We’re too small to be a target” is one of the most common — and most dangerous — assumptions a business owner can make.
If you run a small business or church, you’ve probably never imagined a hacker sitting down at a keyboard, researching your company, and deciding to target you specifically. And you’d be right — that’s almost never how it happens. But that’s exactly why small businesses and churches have become some of the most frequently hit targets for cybercrime: the attacks aren’t personal, they’re automated, and they’re looking for the path of least resistance.
In this post, we’ll break down why small businesses and churches have become such attractive targets, what makes them vulnerable, and — most importantly — what you can do about it starting today.
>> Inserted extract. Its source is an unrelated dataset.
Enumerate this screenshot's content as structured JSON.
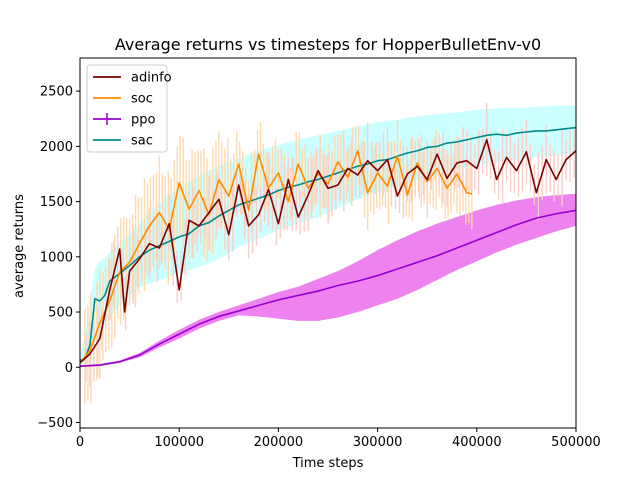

Cybercrime Has Become a Numbers Game
Modern cyberattacks are largely run like businesses themselves — automated, scaled, and optimized for return on effort. Attackers send out mass phishing campaigns, scan the internet for unpatched systems, and use leaked password lists to try logging into thousands of accounts at once.
In this model, your business or church doesn’t need to be famous or high-value to end up on the list. It just needs to show up in a scan, respond to a phishing email, or have one employee reuse a password that was exposed in an unrelated data breach. The attacker isn’t choosing you — an algorithm is, based on what’s easiest to exploit.
Why Small Businesses Are Easier to Exploit
Several factors make small businesses and churches statistically more vulnerable than large enterprises, even though they may have less to steal in absolute dollar terms:
- Fewer dedicated security resources: most small businesses and churches don’t have an in-house security team monitoring systems around the clock, so suspicious activity can go unnoticed for longer.
- Lean IT setups: smaller teams often mean software updates, password policies, and access reviews fall through the cracks — not from carelessness, but from limited time and staff.
- Lower security awareness: without regular training, employees, staff, and volunteers are less likely to recognize a phishing attempt or a suspicious request, no matter how capable they are at their actual jobs.
- Valuable data, lighter defenses: small businesses and churches still hold customer payment information, employee records, and banking access — protected, in many cases, by little more than a password.
The Domino Effect: Small Businesses and Churches as a Path to Bigger Targets
There’s another reason small businesses and churches are appealing: they’re often connected to larger organizations as vendors, contractors, or service providers. Attackers know that a smaller company in a supply chain may have weaker defenses than the large enterprise it works with — but still have access to shared systems, email threads, or data.
By compromising a small business or church, an attacker can sometimes use that foothold to reach a much larger target. This means your security posture isn’t just about protecting your own business — it can directly affect the partners and clients who trust you with access to their systems or data.
What This Means for Your Business or Church
The takeaway here isn’t meant to be alarming — it’s meant to be clarifying. Because most attacks are automated and opportunistic, the math works in your favor when you close common gaps. You don’t need enterprise-level security spending to dramatically reduce your risk. You need a handful of consistent habits applied across your whole team.
Where to Start
A few high-impact, low-cost steps can move your business or church out of the “easy target” category almost immediately:
- Turn on multi-factor authentication (MFA) for email, banking, and any account with access to customer data.
- Use unique passwords for every account, ideally managed through a password manager.
- Keep software updated so known vulnerabilities get patched automatically.
- Train your team and volunteers to recognize phishing red flags — it’s the most common entry point for attackers.
- Back up your data using the 3-2-1 rule, so ransomware can’t hold your business or church hostage.
Being a small business or church doesn’t make you invisible to cybercriminals — but it doesn’t make you defenseless, either. The same qualities that make small businesses and churches agile and efficient also make them able to put strong protections in place quickly, without layers of bureaucracy. The goal isn’t perfection; it’s removing yourself from the “easy target” list.